Nie masz wymaganych uprawnień, aby zobaczyć pliki załączone do tego posta.
Była Lancia Kappa 2.0 20V 155KM rok prod. 1997
Co będzie ?? hmm
Co będzie ?? hmm
Re: Kappa 2,0 20v 155KM problem na gazie
Więc zacznę od wychwalania instalacji gazowych:
Jeśli instalacja gazowa będzie prawidłowo dobrana do samochodu/silnika, prawidłowo zamontowana i wyregulowana, to będziesz ją chwalił, niezależnie od tego, która to generacja - różnią się tylko i wyłącznie sposobem podawania paliwa gazowego do silnika.
Jeśli to paliwo - gaz będzie się spalał bez problemów, w takim tempie jak powinien w danym silniku, to będzie go napędzał - jeśli nie, to mogą być m.in. strzały w kolektor.
Po zgłębieniu wiedzy na temat lpg, ja sobie sam założyłem używaną instalację II generacji do Dedry parę lat temu i nie narzekam - tyle tylko, że zamontowałem tak jak to powinno być, a nie jak gazmanowi wygodnie.

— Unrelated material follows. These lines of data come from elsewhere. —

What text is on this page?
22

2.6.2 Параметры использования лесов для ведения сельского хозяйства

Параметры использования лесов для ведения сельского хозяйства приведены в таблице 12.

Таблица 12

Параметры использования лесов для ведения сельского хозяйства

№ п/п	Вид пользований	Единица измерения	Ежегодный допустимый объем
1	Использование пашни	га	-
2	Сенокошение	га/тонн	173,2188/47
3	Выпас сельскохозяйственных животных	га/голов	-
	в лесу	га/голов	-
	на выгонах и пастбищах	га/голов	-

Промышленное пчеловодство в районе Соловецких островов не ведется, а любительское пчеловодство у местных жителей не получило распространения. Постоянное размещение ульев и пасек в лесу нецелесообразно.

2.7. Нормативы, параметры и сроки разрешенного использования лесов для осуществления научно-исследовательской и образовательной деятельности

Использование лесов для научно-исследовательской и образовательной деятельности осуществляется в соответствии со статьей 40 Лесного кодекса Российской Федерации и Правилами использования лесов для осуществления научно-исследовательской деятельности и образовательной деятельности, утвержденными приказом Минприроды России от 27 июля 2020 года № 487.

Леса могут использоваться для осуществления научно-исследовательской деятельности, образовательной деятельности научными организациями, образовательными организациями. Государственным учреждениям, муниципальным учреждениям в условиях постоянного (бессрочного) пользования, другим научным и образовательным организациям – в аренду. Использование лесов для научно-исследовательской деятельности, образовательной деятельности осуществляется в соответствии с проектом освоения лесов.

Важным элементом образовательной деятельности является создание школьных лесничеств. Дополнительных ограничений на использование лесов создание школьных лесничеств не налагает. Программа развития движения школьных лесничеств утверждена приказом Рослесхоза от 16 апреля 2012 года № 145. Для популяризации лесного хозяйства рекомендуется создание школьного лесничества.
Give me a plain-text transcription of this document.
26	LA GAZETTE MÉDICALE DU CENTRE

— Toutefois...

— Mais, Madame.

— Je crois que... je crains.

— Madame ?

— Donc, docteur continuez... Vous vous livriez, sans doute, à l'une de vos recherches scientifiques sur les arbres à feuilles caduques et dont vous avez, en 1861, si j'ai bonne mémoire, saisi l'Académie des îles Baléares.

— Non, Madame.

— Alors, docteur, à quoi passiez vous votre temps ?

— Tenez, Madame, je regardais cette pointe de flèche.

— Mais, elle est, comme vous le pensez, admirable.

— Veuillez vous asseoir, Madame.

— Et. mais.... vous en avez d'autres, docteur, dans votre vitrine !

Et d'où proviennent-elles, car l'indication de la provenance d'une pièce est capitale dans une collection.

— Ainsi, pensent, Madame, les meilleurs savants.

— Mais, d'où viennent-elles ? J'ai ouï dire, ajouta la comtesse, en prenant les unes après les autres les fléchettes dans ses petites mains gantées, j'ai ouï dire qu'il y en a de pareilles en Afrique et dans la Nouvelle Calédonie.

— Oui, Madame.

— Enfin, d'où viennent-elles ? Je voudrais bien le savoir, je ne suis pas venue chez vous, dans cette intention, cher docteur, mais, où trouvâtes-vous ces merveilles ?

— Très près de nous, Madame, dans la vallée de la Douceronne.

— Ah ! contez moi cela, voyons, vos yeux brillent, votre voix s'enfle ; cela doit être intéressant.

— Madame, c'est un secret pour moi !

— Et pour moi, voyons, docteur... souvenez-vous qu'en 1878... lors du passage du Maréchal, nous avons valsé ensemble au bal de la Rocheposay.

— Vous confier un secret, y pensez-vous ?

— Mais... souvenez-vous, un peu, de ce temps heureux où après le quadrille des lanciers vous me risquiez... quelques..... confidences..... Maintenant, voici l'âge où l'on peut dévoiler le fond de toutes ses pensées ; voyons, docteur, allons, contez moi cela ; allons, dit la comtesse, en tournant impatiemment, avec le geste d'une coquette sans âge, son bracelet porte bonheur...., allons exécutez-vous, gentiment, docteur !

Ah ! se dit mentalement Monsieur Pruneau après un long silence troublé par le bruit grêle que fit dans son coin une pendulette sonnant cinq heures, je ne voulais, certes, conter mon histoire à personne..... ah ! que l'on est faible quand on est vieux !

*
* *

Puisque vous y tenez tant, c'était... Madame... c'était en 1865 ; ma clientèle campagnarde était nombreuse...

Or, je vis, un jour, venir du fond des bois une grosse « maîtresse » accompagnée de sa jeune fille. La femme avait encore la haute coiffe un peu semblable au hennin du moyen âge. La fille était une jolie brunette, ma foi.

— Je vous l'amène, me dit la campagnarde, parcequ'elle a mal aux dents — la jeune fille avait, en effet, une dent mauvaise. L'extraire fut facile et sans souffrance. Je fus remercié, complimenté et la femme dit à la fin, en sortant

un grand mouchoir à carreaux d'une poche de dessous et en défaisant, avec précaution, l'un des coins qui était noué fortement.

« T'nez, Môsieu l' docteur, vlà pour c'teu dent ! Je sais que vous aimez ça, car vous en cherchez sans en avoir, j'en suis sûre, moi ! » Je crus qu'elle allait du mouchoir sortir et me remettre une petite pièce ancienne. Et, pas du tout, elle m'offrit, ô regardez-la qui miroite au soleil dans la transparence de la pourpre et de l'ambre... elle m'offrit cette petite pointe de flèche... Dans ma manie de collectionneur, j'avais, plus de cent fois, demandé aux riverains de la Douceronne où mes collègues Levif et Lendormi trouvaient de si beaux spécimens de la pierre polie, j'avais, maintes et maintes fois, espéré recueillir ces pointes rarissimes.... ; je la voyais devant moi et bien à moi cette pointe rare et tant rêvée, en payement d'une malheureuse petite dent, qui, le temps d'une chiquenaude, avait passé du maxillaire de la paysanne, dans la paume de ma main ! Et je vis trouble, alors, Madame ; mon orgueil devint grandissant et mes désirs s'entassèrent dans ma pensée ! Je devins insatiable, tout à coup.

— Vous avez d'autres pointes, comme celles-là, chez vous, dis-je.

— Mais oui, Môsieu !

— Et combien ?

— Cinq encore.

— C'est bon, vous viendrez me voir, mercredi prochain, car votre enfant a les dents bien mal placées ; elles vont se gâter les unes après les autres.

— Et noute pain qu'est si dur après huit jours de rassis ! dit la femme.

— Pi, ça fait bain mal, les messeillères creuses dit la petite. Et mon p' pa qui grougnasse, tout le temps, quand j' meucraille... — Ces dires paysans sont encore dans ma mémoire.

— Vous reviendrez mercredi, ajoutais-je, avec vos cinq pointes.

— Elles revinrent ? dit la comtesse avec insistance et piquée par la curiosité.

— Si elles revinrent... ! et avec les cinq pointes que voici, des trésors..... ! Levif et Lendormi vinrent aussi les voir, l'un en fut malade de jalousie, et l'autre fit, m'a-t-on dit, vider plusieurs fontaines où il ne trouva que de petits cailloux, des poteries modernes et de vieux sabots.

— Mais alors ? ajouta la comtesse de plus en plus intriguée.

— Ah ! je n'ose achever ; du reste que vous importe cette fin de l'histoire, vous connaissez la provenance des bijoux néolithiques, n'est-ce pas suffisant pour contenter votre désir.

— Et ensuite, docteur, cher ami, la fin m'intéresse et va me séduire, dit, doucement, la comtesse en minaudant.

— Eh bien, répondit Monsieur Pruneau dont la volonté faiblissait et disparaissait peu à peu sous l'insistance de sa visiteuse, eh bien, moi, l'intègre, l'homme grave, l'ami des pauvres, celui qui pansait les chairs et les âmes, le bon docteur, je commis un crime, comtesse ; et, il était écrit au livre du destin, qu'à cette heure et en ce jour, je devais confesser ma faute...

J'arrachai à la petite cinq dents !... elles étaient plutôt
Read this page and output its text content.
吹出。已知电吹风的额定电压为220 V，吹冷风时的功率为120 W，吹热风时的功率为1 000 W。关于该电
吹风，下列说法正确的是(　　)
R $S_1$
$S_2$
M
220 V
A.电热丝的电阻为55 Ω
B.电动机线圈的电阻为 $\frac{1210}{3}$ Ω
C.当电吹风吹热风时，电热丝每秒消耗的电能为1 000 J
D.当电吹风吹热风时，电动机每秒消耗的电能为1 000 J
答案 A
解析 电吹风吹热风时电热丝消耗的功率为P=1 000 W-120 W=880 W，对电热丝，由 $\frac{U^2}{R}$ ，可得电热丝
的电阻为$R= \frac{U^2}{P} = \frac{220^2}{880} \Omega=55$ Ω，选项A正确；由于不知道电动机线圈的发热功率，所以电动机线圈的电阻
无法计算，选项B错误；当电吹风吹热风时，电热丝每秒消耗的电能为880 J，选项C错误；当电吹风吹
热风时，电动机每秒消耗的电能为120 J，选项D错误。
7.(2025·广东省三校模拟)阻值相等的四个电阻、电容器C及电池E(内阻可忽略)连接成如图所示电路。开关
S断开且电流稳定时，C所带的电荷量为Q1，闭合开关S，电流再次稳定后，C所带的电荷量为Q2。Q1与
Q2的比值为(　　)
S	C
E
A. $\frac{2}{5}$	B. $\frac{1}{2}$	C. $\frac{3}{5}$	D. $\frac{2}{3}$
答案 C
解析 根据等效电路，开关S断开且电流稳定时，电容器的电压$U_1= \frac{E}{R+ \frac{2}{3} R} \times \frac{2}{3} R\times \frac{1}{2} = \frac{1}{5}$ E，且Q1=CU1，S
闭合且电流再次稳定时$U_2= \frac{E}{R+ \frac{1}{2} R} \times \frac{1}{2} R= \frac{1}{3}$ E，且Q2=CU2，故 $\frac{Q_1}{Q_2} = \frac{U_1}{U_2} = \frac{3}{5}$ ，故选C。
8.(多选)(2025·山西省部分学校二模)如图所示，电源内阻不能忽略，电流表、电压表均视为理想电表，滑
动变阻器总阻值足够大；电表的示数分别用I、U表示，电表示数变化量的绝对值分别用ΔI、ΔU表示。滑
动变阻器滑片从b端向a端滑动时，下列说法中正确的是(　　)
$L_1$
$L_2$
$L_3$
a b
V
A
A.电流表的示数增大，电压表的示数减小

Dobrałem parametry parownika, miksera itd pod silnik/auto, wyregulowałem i tak jeżdżę lato, zima i o lpg przypominam sobie na stacji. Dalej założyłem do Taty Delty też II generację, szwagrowi do Mitsubishi IV generację i teraz zamierzam do swojej drugiej Dedry założyć V gen. Jednak nic z tych rzeczy nie mogłoby powstać, gdybym nie zdobył wiedzy na ten temat - wszystko jest ogólnie dostępne w necie, wystarczy tylko poczytać, pomyśleć. Piszę to by Ciebie do tego namówić, dzięki temu też będziesz sobie chwalił lpg, bo niestety teraz trudno o dobrego gazmana...
Do rzeczy, bo się niepotrzebnie rozpisałem...
Strzela Ci w kolektor ssący, przy wyższych obrotach, ponieważ parownik który masz jest zbyt małej wydajności. Nie wyrabia z ilością podawanego gazu na wyższych obrotach, na niskich jeszcze jest znośnie - dlatego nie strzela. Wystrzały są spowodowane zbyt ubogą mieszanką gaz-powietrze, która z palnej (wymaganej przez silnik) robi się wybuchowa i wali po kolektorze. W najlepszym wypadku uszkadza tłumiki szmerów, obudowy filtrów, gorzej jest gdy uszkadza przepływomierze, mapsensory, a najgorszym scenariuszem przy dłuższym takim użytkowaniu samochodu skutkuje wypalonymi gniazdami zaworowymi i brakiem kompresji silnika - głowica do remontu...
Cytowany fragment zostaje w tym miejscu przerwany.